Urgency infected everyone that autumn, it seemed. Paul's entire quarter was devoted to a design competition for a bus station in Tuskegee, and his hours at the board were even worse than mine. We made silent, urgent love in haste, gulped coffee in haste, met in dark stairwells and parking lots and kissed and broke apart, sweat-damped, and dashed on our different ways. He continued to work three nights a week with Fig, at the English, but mercifully she ceased making so much of it, and he simply forgot to mention it unless I remembered to ask. I seldom did. His summer English grade had been a B. The tutoring was obviously a success.
Ginger was away much of that quarter, doing a stint of elementary school practice teaching in nearby Montgomery. She stayed with elderly relatives in a dim, enormous old house during the week and streaked for Randolph like a homing pigeon when her classes were over on Friday afternoons.

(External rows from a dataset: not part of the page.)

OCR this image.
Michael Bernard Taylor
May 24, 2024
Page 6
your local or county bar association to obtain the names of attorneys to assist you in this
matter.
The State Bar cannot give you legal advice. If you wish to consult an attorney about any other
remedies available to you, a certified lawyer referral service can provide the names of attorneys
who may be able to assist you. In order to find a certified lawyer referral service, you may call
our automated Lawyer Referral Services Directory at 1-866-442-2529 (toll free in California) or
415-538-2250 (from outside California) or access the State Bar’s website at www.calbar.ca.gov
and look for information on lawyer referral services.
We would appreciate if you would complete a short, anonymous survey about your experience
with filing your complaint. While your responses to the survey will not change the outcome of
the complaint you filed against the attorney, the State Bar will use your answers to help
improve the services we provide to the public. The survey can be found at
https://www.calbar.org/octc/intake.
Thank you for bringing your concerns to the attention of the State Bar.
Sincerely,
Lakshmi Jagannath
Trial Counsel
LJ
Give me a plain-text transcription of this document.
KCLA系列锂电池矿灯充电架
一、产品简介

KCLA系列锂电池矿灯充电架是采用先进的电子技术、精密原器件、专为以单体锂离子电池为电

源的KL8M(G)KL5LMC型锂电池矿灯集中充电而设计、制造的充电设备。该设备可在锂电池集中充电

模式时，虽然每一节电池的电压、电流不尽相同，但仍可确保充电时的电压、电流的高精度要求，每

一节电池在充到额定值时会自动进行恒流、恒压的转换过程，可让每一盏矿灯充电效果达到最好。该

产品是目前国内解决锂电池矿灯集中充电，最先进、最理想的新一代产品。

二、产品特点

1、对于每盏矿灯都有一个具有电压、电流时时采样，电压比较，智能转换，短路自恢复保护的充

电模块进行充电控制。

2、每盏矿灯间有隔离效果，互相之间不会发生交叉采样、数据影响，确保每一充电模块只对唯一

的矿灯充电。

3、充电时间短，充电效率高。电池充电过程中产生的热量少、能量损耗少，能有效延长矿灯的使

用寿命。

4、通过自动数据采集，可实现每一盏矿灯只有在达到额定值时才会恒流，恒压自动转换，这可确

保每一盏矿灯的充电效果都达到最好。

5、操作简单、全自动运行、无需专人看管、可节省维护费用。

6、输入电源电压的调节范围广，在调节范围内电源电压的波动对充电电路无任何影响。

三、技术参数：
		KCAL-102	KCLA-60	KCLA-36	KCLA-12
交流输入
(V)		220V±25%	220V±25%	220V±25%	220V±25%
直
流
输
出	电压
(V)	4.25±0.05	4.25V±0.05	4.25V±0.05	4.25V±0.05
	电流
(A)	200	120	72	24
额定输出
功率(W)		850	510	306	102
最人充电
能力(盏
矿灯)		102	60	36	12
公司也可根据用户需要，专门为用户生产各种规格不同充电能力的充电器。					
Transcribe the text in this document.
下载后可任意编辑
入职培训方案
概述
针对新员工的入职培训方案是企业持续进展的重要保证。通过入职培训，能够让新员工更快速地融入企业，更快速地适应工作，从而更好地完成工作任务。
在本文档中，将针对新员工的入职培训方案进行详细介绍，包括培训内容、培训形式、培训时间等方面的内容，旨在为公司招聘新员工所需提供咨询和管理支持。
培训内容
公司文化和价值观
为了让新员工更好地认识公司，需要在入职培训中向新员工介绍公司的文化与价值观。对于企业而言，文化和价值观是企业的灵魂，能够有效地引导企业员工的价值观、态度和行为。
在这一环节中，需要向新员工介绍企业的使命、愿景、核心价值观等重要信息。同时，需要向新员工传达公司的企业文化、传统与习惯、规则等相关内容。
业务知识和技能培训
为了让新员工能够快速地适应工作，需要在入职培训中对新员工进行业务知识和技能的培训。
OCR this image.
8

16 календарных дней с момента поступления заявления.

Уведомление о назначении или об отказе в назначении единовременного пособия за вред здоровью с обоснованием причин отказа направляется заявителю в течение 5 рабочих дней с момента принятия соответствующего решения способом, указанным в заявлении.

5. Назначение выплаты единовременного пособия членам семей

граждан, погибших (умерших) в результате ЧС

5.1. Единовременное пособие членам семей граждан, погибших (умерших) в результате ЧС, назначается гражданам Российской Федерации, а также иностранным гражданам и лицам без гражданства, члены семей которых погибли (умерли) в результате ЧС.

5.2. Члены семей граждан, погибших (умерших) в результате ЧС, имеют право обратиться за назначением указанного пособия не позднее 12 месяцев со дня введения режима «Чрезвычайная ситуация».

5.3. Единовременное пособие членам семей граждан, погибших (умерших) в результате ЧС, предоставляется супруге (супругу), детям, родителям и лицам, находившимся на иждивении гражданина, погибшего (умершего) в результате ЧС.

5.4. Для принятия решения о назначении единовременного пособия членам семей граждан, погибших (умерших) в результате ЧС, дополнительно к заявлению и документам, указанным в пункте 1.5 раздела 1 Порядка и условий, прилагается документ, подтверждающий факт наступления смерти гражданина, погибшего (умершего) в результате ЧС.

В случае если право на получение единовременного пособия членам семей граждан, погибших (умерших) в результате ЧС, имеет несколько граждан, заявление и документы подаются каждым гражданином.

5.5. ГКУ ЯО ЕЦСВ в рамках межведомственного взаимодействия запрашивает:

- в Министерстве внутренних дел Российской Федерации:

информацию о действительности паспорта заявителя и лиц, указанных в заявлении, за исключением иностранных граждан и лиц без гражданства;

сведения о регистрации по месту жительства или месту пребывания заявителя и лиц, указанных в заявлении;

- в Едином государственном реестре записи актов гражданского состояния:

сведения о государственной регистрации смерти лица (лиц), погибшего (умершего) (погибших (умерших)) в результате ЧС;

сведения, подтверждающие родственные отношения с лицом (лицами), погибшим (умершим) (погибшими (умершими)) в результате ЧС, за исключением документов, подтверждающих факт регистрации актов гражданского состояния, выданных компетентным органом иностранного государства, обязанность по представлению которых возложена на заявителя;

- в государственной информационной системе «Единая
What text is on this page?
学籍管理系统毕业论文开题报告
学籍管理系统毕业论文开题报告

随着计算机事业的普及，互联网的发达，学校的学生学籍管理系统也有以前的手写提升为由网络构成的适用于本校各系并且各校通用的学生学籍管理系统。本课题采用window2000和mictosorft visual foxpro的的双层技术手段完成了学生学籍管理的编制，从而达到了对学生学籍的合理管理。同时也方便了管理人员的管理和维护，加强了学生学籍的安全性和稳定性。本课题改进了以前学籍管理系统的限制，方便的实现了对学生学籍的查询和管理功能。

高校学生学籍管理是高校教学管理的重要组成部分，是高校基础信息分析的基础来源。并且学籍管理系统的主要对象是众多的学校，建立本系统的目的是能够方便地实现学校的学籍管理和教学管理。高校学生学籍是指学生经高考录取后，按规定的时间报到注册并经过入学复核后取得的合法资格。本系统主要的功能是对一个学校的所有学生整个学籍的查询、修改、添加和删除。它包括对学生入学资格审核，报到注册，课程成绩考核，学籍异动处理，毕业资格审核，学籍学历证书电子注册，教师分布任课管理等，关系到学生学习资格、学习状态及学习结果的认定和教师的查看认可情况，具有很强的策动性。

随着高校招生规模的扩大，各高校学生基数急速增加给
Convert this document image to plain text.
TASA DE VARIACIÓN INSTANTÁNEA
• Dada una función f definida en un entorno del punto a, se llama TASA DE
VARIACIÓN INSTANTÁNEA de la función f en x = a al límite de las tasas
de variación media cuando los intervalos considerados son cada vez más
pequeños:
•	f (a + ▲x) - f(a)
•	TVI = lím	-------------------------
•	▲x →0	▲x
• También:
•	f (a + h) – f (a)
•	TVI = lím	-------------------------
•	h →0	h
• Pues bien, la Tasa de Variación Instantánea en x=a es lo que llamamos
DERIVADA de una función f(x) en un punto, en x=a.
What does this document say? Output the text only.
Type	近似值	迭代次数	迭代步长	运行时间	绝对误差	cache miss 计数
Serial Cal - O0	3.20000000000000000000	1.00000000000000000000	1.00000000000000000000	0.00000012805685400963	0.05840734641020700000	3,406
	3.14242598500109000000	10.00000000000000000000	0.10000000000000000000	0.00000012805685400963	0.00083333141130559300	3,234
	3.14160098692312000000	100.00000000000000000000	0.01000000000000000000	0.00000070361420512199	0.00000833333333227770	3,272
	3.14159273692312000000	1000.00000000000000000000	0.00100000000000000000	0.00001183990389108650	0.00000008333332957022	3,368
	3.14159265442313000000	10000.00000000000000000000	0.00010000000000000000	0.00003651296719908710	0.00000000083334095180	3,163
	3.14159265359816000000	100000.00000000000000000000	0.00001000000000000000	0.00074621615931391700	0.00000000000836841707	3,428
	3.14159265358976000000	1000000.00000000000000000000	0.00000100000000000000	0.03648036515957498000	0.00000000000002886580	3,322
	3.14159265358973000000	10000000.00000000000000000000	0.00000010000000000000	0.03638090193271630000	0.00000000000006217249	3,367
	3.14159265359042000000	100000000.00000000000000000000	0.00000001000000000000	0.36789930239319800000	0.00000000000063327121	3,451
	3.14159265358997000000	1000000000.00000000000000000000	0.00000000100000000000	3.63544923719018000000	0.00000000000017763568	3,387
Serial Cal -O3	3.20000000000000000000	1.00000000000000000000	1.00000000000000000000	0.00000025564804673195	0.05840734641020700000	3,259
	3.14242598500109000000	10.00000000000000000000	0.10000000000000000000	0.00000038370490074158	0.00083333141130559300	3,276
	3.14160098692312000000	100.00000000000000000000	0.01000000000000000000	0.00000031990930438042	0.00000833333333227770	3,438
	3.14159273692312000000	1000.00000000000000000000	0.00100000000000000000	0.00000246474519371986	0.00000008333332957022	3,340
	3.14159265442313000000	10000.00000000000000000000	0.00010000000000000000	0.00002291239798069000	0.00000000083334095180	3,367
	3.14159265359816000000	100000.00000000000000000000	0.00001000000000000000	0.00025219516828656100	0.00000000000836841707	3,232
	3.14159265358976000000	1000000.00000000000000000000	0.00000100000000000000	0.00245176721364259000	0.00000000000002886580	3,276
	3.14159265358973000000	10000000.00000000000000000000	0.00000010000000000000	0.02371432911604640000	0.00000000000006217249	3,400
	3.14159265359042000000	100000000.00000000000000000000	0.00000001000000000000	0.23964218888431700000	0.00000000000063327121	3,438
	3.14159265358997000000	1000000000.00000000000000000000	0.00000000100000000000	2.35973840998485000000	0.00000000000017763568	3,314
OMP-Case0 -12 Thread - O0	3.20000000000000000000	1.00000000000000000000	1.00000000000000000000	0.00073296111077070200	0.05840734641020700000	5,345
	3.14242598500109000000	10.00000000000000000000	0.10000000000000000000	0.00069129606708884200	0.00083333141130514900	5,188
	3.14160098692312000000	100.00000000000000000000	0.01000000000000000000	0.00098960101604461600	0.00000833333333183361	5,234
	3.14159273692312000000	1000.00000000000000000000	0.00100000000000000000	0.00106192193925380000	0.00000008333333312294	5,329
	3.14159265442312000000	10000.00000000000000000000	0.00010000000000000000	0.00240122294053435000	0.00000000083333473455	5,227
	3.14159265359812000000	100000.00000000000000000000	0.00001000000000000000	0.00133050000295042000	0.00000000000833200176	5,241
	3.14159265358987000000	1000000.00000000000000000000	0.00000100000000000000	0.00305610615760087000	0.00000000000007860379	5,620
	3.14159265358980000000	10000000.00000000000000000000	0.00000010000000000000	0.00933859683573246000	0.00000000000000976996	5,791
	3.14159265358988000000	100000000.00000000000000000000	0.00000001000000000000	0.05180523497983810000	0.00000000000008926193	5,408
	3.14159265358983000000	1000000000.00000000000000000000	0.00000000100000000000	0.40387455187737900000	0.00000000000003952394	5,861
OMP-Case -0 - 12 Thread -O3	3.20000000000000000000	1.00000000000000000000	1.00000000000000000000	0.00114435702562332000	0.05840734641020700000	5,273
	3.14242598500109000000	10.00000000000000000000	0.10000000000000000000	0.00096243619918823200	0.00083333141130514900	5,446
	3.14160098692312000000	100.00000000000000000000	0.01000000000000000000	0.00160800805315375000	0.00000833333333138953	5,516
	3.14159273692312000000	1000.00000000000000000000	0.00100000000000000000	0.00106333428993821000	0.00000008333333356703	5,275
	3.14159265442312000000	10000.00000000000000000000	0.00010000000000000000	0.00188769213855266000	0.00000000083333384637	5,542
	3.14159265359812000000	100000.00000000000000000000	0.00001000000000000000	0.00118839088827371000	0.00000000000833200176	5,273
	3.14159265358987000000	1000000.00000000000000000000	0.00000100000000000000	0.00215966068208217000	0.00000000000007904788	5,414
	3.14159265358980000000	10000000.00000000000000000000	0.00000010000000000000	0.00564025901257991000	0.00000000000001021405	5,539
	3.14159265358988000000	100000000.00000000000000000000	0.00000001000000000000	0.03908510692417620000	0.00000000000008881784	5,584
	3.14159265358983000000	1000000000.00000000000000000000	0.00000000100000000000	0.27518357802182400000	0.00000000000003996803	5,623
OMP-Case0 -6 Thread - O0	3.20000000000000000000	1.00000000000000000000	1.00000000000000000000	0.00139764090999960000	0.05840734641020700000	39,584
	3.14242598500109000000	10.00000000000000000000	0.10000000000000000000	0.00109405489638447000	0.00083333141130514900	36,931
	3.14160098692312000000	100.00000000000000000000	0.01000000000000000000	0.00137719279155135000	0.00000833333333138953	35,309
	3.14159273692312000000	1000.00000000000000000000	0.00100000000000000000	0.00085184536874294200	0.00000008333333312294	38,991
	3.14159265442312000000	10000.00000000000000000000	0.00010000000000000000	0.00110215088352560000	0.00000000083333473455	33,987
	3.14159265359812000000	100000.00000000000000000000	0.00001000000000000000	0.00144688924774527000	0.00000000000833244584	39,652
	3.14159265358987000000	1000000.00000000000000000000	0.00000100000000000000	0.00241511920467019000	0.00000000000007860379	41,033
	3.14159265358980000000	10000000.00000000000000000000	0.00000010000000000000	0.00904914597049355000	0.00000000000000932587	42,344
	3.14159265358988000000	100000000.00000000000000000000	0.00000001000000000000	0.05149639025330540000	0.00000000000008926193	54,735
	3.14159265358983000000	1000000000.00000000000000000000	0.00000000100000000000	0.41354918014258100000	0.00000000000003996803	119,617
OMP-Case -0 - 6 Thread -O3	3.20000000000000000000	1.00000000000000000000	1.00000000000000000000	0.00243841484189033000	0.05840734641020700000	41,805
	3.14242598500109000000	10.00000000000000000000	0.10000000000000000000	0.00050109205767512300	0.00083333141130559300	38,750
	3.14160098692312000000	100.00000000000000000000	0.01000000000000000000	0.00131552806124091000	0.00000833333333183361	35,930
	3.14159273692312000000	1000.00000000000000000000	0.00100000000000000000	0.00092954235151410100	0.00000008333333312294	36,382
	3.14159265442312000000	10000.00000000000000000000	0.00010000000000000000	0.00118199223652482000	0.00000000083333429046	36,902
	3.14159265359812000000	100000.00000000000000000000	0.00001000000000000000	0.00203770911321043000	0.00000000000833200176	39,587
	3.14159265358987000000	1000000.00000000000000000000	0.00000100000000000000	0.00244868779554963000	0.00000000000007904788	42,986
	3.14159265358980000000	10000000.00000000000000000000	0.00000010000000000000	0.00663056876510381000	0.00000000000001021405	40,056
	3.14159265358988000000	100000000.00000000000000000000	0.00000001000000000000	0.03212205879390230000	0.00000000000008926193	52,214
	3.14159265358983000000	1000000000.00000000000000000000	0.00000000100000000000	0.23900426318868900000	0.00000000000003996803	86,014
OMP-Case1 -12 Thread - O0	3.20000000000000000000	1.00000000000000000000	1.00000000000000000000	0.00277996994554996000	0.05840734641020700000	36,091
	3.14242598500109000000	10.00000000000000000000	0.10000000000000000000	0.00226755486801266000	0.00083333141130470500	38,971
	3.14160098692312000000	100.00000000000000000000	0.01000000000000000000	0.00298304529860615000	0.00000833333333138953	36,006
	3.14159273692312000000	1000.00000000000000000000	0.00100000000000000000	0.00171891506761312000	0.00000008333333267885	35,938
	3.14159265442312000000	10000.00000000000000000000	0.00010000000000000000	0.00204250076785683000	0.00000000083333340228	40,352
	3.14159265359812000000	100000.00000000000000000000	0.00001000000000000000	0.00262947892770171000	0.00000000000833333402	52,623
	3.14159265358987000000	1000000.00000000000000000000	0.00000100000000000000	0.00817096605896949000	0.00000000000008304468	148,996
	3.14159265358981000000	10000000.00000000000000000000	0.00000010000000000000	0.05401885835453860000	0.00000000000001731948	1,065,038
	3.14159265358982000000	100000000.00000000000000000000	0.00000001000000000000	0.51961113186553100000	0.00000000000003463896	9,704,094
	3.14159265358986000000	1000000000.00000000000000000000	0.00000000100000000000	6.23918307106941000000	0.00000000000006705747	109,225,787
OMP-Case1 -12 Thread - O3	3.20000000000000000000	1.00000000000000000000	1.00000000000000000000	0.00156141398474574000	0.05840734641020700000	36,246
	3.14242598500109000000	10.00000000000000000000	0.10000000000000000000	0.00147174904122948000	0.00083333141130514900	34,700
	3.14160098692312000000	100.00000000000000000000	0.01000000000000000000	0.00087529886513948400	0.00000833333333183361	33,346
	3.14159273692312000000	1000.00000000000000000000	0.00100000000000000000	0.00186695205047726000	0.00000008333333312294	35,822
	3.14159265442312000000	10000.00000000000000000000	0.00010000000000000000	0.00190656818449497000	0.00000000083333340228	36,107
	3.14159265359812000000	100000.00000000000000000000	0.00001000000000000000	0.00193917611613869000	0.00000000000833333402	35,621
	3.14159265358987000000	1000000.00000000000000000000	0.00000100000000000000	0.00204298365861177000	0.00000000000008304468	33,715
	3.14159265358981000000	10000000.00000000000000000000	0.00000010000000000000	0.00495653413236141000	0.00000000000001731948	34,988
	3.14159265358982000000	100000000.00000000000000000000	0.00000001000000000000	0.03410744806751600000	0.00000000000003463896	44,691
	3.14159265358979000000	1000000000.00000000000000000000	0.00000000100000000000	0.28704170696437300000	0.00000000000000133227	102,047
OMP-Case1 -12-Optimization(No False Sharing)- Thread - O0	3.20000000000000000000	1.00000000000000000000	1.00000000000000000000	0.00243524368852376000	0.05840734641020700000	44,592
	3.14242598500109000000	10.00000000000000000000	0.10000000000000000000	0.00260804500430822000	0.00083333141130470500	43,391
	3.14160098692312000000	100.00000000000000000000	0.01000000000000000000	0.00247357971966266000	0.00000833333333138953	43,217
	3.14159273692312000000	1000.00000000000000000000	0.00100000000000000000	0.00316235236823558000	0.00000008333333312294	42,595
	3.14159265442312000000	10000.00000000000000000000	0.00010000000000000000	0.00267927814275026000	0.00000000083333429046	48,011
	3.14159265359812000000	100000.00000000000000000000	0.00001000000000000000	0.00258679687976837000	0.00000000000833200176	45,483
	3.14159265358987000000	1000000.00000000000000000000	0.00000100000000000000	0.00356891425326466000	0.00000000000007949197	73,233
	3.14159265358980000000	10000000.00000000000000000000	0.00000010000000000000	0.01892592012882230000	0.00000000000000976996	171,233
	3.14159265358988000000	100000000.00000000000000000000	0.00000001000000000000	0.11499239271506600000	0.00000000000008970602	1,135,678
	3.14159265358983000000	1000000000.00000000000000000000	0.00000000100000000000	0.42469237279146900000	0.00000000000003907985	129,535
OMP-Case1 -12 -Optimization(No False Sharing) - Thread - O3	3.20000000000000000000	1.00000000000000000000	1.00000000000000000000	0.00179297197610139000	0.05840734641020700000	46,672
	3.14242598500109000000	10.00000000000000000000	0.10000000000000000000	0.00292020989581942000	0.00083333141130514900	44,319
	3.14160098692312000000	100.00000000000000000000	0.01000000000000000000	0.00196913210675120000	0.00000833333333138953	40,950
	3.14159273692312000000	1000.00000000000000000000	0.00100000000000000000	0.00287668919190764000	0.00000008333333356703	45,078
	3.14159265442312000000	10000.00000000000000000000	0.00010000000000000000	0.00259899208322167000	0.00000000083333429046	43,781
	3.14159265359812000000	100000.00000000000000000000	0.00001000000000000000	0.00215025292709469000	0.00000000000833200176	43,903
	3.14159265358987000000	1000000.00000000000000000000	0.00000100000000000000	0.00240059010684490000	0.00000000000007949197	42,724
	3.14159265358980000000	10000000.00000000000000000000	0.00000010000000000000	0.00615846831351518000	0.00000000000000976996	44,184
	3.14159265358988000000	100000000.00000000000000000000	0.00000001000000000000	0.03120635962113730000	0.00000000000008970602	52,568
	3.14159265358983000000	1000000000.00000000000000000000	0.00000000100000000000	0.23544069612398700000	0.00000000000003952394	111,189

“She has shingles and the UDC at her house every Wednesday, and he doesn't do anything but talk about Martin Luther
King,” she said in disgust. “And they as much as said they thought Daddy was trashy. I said in North Alabama we called it rich. They'll be as glad as I am when this quarter's over.”
I saw less of Fig that quarter than I ever had. Perhaps it was because I was so distracted and overflowing with work and angst. But often days went by before I was aware of seeing her, and when at last I put my head into hers and Ginger's room, she was usually curled up on her bed writing in the diary. She was still as secretive about that as ever, shielding it elaborately from my eyes.
“I've started my novel,” she said one evening. “I'm going to make you and Paul famous, like Cathy and Heathcliff. But you can't read it till I'm finished.”
“Well, I hope we come to better ends than they did,” I said, smiling to hide my annoyance at her fatuousness. “Does Paul know you're immortalizing him?”
“Yes, but he can't see it, either. He's already said he was going to break my neck if I tried to publish it.”